Rugby Festival Atmosphere Will Spur On Benetton In Final

 

Benetton’s South African scrumhalf Dewaldt Duvenage says there is a special rugby festival atmosphere in Treviso that will be an additional spur for his team when they host the Bulls in Saturday evening’s PRO14 Rainbow Cup final.

Duvenage, who played for the Stormers for several years before leaving for Italy in 2017 and also represented South Africa at under-20 level, has noted that Benetton has been written off in his homeland. But he warns that the Treviso team should not be equated with the struggling Italy national team as they have several foreigners in the group, while the home players have been energised around the buzz generated by their rare appearance in a final.

“We managed to make the PRO14 quarterfinal a couple of years ago and that was a huge thing, but we are an old club and this is our first final so this is an even bigger thing,” said Duvenage from Treviso.

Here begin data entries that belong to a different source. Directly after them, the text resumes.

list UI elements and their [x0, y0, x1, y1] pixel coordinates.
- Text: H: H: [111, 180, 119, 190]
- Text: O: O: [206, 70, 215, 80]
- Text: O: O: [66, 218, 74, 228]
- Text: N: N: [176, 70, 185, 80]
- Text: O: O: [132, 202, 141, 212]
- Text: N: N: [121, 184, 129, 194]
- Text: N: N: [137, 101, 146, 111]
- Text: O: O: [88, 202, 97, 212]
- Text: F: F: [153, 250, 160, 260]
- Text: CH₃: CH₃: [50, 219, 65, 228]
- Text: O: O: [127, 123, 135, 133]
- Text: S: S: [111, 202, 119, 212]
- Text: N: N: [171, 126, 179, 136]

“Having made the quarterfinal and lost we now want to take the next step by not only playing in a final but winning it. There is plenty of motivation and it is being helped by the atmosphere that is enveloping this game. We will have fans back, 1500 of them, for the first time since the start of the pandemic when we play the final, and we are really looking forward to that.

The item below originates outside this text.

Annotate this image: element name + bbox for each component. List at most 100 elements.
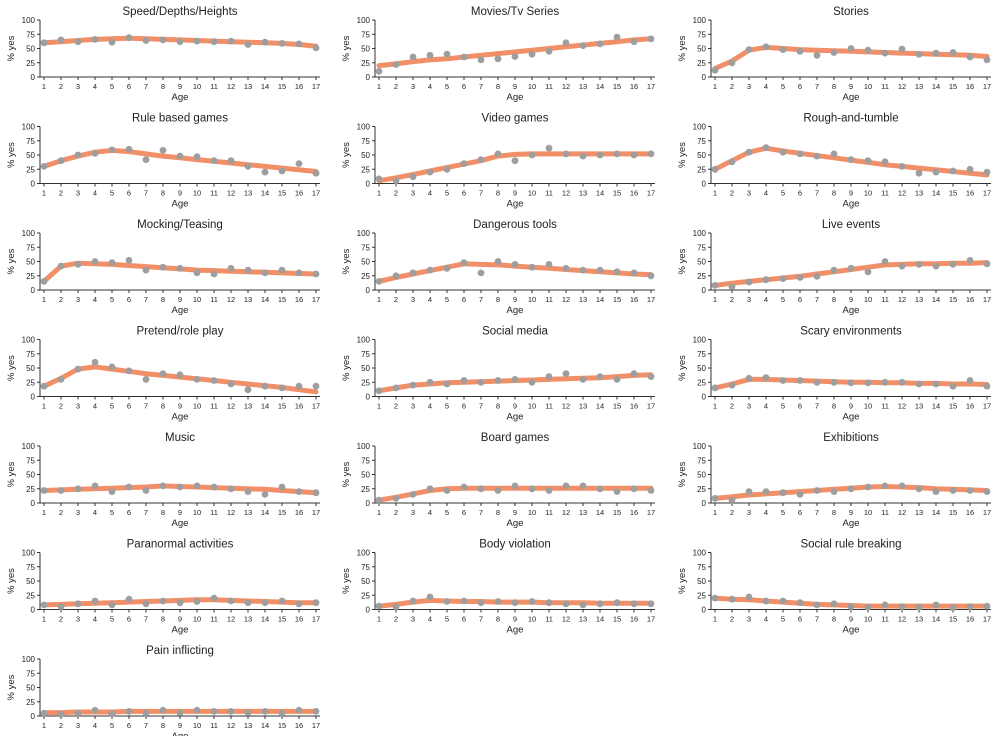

“It makes a big difference to a player when he puts in a big tackle on an opponent and it is accompanied by a roar of approval from your supporters. But it is not just the game itself where there will be a buzz, this whole week there has been a rugby festival kind of atmosphere in the town. For instance, on Wednesday there was a big event in the plaza in the middle of the town where both teams were introduced to the public.”

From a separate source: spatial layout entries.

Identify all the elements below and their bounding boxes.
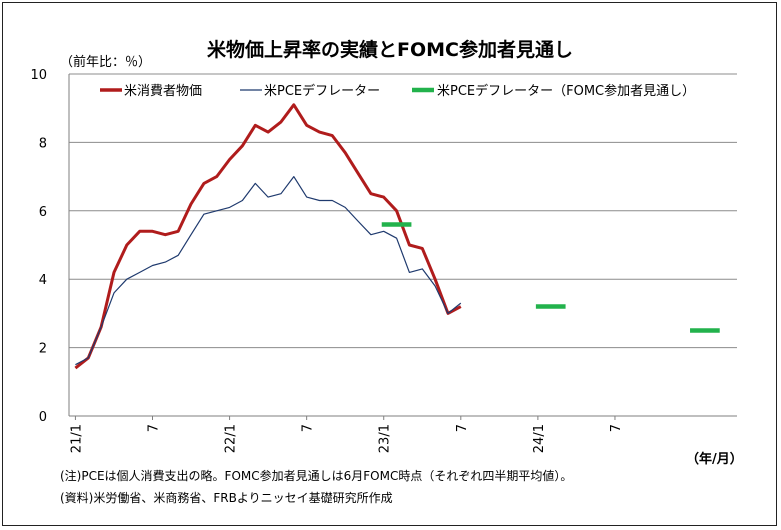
series-line xyxy=(75,176,462,366)
y-tick-label: 4 xyxy=(39,273,47,288)
y-axis-label: （前年比：％） xyxy=(60,54,151,70)
x-tick-label: 21/1 xyxy=(69,424,84,453)
y-tick-label: 10 xyxy=(30,68,47,83)
x-tick-label: 22/1 xyxy=(224,424,239,453)
legend-label-cpi: 米消費者物価 xyxy=(124,84,202,99)
y-tick-label: 0 xyxy=(39,410,47,425)
y-tick-label: 2 xyxy=(39,342,47,357)
x-tick-label: 7 xyxy=(147,424,162,432)
footnote-note: (注)PCEは個人消費支出の略。FOMC参加者見通しは6月FOMC時点（それぞれ… xyxy=(60,469,573,483)
y-tick-label: 6 xyxy=(39,205,47,220)
chart-title: 米物価上昇率の実績とFOMC参加者見通し xyxy=(207,38,573,61)
footnote-source: (資料)米労働省、米商務省、FRBよりニッセイ基礎研究所作成 xyxy=(60,491,393,505)
x-tick-label: 7 xyxy=(455,424,470,432)
x-tick-labels: 21/1 7 22/1 7 23/1 7 24/1 7 xyxy=(69,416,624,453)
x-tick-label: 7 xyxy=(609,424,624,432)
x-tick-label: 7 xyxy=(301,424,316,432)
projection-segments xyxy=(381,222,720,333)
gridlines xyxy=(69,73,737,349)
legend: 米消費者物価 米PCEデフレーター 米PCEデフレーター（FOMC参加者見通し） xyxy=(100,83,695,99)
legend-label-pce: 米PCEデフレーター xyxy=(264,83,380,99)
y-tick-labels: 0 2 4 6 8 10 xyxy=(30,68,47,425)
series-lines xyxy=(74,103,462,370)
series-line xyxy=(74,103,462,370)
x-tick-label: 23/1 xyxy=(378,424,393,453)
x-axis-unit: （年/月） xyxy=(686,452,743,467)
legend-label-projection: 米PCEデフレーター（FOMC参加者見通し） xyxy=(437,83,695,99)
x-tick-label: 24/1 xyxy=(532,424,547,453)
y-tick-label: 8 xyxy=(39,136,47,151)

Duvenage has obviously been reading the South African media on the internet as he knows that his side has been largely written off in this country ahead of the final. The Bulls will go in as overwhelming favourites and he accepts that. However, the 33-year-old warns against reading too much into the poor form that Benetton displayed in the PRO14 season that has driven their underdog status.

Treviso played 16 games in the PRO14, losing 15 and drawing one and like their fellow Italian team, Zebre, they finished bottom of their section.
“I don’t want to make excuses but the pandemic was a huge factor for us because we had 14 guys in the Italian national squad,” said Duvenage.

“The national squad was in a bubble for a long time so it meant that we didn’t have the services of those 14 players for pretty much the whole season. That had a huge impact on us. And we were also without our defence coach, South African Marius Goosen, as he was also with the Italian team. So we played the entire PRO14 season without a defence coach.

“But that whole experience saw the group grow a lot tighter. Young guys started to come through in the absence of the older guys and some of them developed really well. If you look at our results you think that is bad, but a lot of our games were really close losses. Towards the end of our PRO14 campaign, we started to dominate stats like territory. We’d still lose, and we’d often lose in the last minute, but in terms of performance it did feel that even though we were losing, we were on an upward curve.”

The upward curve grew proper legs once the Italian national players returned and the squad was able to train properly as they had enough players to train properly, but Duvenage reckons there was something else that propelled the rejuvenation that was seen in first the Challenge Cup and then the Rainbow Cup.

“This might sound odd but I think a big turning point might have been a barbeque (braai) we had as a team at the end of the PRO14 season. Our coach, Kieran Crowley, through all the books and manuals we’d been working off during the campaign into the fire and said ‘Right, that is done, now we start afresh.

“Our form started improving in the Challenge Cup, but the big result for us was the first Rainbow Cup game against Glasgow Warriors. The Warriors were at full strength but we really hammered them in that game. I can’t remember the score but we got nearly 50 and their only points came in the last five minutes when they scored a few tries when we had brought on the replacements and the game was already comfortably won with a bonus point.

“For the guys who had really bonded through the tough times, the confidence that came with that win was a massive boost. After that it just felt like a lot had changed and that we were on a different path. I don’t want to sound arrogant, but it feels like we’ve been on the up. We didn’t really play that well in our two games against Zebre, which were typical derbies, but we saw it as a good sign that we won while not playing our best, and it was the same in our win against Connacht.

“I know we may have got a bit of luck in not having to travel for our last game because of the pandemic, with Ospreys forfeiting the match points to us, but it has just felt like the stars are aligned and the guys are determined to make the most of this opportunity. To have a home final is amazing. Normally it is neutral venues for a final in PRO14.”